2026 Poster Presentations
P189: JUVENILE NASOPHARYNGEAL ANGIOFIBROMA WITH SKULL BASE INVOLVEMENT. EXPERIENCE AT INSTITUTO DE NEUROCIRUGÍA DR. ALFONSO ASENJO.
Matias Gomez, MD1; Marina Pizarro, MD2; Jose Manuel Zuñiga, MD2; Cristian Naudy, MD3; Francisca Montoya, MD4; 1Instituto de Neurocirugía Dr Asenjo, Clinica Alemana; 2Hospital del Salvador; 3Instituto de Neurocirugía Dr Asenjo; 4Hospital de Villarrica
Background: Juvenile nasopharyngeal angiofibromas (JNA) are benign but locally aggressive fibrovascular tumors that predominantly affects adolescent males. Although histologically non-malignant, advanced stages often present with skull base involvement and intracranial extension, posing a significant surgical challenge due to complex anatomical extension, significant vascularity, and potential morbidity. Advances in surgical techniques, particularly the endoscopic endonasal approach (EEA), have broadened treatment options, yet controversy persists regarding the optimal management of tumors with extensive skull base and intracranial invasion.
Objective: This study aimes to describe the surgical experience of al Latin American high-volumne referral center in managing advanced-stage JNA with skull base involvement while highlighting the most common anatomical routes of tumor dissemination relevant for surgical planning.
Methods: A retrospective review was conducted of patients with histologically confirmed JNA treated surgically between January 2017 and January 2022 at the Instituto de Neurocirugía Dr. Alfonso Asenjo (INCA), Chile. Inclusion criteria were patients with advanced disease (Radkowsky stages IIIA and IIIB) with evidence of skull base involvement. Clinical records preoperative imaging (CT and MRI), surgical approach, intraoperative findings, complications, and postoperative outcomes were analyzed. Early postoperative MRI (within 24-48 hours) was used to assess the extent of resection and presence of residual disease. Descriptive statistical analysis was performed.
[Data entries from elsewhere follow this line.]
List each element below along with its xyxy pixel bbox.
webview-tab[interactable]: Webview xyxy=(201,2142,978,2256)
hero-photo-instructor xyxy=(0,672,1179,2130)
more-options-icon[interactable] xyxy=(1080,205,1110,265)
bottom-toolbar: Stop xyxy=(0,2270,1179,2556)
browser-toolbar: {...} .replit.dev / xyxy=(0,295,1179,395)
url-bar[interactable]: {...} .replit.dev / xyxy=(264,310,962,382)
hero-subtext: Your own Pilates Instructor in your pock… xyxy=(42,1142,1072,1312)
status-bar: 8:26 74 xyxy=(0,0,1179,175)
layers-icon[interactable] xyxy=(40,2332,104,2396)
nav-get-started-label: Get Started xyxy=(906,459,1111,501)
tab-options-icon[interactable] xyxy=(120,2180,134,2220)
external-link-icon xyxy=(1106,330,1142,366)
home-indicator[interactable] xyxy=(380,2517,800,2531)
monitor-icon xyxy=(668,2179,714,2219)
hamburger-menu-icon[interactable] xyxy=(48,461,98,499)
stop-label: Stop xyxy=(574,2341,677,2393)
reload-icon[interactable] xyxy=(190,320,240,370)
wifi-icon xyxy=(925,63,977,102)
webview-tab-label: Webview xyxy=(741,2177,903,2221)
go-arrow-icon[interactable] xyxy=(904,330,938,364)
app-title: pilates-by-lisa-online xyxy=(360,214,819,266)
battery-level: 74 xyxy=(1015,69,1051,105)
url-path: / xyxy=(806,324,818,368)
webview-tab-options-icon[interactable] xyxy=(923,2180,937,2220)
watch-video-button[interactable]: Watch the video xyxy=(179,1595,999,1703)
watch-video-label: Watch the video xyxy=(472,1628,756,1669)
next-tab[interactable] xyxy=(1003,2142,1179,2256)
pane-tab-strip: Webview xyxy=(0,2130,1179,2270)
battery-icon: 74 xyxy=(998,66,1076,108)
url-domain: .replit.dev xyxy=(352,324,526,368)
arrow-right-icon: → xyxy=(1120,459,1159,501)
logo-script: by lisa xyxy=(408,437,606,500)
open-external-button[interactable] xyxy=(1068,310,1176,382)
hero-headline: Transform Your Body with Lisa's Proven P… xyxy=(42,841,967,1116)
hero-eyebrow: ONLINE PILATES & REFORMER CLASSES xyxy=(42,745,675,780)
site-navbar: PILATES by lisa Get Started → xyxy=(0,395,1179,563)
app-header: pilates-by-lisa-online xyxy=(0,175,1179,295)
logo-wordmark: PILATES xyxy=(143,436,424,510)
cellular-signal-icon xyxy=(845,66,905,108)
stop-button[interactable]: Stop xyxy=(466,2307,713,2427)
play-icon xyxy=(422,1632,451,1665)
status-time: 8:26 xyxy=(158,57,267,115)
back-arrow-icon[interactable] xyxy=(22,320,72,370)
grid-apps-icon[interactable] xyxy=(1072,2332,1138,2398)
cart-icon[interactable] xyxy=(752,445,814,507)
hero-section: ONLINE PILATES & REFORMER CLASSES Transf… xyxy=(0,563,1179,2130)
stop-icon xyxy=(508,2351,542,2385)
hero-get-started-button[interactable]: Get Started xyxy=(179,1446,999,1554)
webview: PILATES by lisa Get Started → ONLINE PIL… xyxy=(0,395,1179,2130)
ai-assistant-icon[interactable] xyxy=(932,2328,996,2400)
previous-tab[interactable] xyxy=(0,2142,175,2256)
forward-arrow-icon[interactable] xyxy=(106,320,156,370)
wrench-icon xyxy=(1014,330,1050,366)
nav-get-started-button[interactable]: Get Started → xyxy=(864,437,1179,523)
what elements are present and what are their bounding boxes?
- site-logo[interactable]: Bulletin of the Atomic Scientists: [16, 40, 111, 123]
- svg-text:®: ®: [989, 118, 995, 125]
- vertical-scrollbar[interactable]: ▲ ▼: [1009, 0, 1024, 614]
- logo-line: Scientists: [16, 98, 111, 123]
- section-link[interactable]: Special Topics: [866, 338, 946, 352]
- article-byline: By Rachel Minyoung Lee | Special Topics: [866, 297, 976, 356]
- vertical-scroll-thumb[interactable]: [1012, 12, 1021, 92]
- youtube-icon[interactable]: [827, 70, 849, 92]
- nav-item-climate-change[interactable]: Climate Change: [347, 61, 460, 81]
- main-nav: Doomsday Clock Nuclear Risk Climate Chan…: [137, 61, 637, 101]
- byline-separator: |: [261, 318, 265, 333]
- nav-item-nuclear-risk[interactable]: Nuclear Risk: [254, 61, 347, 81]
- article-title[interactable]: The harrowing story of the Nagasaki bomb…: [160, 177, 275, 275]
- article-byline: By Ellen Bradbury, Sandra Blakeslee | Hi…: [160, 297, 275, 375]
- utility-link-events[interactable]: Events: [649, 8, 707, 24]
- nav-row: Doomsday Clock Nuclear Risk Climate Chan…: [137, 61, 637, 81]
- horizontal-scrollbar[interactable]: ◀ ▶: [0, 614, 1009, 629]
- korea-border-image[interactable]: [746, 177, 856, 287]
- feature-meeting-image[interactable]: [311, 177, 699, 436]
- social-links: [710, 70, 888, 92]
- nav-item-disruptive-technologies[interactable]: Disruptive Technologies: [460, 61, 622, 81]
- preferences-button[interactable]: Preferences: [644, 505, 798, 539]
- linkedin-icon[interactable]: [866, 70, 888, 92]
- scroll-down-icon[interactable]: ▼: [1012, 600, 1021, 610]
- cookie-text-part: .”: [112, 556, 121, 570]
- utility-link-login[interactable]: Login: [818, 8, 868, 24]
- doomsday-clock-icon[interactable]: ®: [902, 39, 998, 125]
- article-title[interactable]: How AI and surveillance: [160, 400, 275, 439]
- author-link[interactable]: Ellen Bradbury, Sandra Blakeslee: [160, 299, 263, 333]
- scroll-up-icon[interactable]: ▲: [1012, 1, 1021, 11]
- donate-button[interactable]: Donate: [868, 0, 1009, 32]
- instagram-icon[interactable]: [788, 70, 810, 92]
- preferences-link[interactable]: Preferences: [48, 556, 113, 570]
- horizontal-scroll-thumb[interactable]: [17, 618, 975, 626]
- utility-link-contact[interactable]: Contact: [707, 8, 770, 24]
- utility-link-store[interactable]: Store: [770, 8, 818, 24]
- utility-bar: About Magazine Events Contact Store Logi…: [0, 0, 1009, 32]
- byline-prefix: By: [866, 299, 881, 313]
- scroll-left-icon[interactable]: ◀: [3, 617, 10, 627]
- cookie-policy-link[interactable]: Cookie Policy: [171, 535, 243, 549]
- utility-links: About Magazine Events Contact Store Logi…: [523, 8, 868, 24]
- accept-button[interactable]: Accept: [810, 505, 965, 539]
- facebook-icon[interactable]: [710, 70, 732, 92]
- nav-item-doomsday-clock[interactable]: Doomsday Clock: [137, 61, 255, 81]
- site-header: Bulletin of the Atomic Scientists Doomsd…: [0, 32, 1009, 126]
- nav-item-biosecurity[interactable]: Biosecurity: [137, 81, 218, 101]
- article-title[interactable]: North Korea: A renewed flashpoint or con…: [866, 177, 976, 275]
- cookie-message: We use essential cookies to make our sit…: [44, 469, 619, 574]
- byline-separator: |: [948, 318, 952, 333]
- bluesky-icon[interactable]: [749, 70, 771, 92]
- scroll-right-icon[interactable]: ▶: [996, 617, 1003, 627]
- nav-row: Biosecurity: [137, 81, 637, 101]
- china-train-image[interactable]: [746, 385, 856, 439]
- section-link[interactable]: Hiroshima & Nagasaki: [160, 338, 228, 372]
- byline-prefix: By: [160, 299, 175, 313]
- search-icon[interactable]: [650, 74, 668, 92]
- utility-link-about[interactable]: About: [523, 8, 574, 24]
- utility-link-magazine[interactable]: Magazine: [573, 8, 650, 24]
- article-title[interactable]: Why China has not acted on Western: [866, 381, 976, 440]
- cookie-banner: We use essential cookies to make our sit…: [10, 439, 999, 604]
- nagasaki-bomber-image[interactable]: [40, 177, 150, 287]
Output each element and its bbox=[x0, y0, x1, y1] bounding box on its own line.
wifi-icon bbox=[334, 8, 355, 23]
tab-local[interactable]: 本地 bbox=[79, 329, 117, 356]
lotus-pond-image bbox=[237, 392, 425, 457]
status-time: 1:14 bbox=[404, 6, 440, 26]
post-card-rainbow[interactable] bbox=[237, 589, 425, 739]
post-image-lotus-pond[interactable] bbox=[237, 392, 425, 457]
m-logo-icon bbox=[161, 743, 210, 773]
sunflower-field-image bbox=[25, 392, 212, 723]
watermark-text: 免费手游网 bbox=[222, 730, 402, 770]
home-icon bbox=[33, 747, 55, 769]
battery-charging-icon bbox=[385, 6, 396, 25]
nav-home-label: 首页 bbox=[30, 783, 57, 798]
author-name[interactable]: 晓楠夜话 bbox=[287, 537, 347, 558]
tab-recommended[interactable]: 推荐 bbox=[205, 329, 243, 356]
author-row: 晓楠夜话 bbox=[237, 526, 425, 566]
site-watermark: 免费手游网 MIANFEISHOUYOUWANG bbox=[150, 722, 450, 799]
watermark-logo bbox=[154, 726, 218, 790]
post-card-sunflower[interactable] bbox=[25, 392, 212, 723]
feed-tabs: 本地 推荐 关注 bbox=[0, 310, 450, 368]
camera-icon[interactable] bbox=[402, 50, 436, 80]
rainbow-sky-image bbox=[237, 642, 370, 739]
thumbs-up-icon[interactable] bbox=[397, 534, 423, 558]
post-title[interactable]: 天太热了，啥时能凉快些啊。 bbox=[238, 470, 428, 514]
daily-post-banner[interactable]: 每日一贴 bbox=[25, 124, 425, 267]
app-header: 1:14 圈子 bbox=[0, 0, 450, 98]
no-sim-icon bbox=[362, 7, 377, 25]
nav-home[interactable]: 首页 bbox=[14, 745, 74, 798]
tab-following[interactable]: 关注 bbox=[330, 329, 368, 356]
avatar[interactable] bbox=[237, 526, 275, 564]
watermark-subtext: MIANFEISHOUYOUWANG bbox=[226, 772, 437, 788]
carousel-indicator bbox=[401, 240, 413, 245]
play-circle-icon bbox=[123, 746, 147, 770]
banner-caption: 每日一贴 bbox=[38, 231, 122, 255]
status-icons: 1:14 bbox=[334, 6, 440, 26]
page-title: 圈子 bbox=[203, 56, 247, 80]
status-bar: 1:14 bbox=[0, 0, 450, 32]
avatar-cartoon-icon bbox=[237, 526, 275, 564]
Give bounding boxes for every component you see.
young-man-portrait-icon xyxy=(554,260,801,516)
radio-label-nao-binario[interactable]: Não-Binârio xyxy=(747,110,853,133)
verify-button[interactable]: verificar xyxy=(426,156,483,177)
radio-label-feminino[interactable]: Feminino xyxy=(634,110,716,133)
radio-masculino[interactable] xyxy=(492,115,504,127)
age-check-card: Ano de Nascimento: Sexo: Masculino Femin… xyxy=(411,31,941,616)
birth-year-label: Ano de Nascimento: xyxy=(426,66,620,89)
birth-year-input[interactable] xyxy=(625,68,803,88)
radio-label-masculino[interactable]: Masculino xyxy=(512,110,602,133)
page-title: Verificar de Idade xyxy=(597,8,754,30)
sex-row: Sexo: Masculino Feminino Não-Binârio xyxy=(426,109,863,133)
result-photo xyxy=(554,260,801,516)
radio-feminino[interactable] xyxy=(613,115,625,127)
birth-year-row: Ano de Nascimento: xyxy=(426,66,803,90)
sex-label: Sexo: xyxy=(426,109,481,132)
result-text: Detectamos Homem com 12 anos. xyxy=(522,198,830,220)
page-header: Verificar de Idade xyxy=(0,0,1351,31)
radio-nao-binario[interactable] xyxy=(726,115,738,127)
Results: Nine male patients were included, with a mean age of 14.8 years (range of 10 to 28 years). Five patients were staged as Radkowski IIIA (55.5%) and four as IIIB (44.4%). All patients demonstrated skull base involvement, most frequently via the sphenoid sinus (100%) and palatovaginal canal (100%), followed by the by the vidian canal (88.8%). Intracranial dissemination through the superior orbital fissure and middle cranial fossa occurred in 33% of cases each. All patients underwent preoperative embolization. Eight patients were treated using an exclusive EEA, while one required a combined endoscopic and transoral approach. Intraoperative blood loss ranged from 100 to 1300 ml. Early postoperative MIRA revealed residual disease in 4 patients, all staged IIIB. Two of these underwent staged resection through open approaches, one was lost to follow-up, and one remains under surveillance. No late postoperative complications were reported.
Conclusion: Advanced JNA with skull base and intracranial involvement presents significant surgical challenges. Detailed preoperative imaging is essential to identify dissemination routes and tailor the surgical approach. While EEA enables safe and effective resection in most cases, combined or open techniques remain necessary in patients with extensive intracranial disease. Multidisciplinary collaboration and precise anatomical knowlegde are critical for optimizing outcomes in this complex patient population.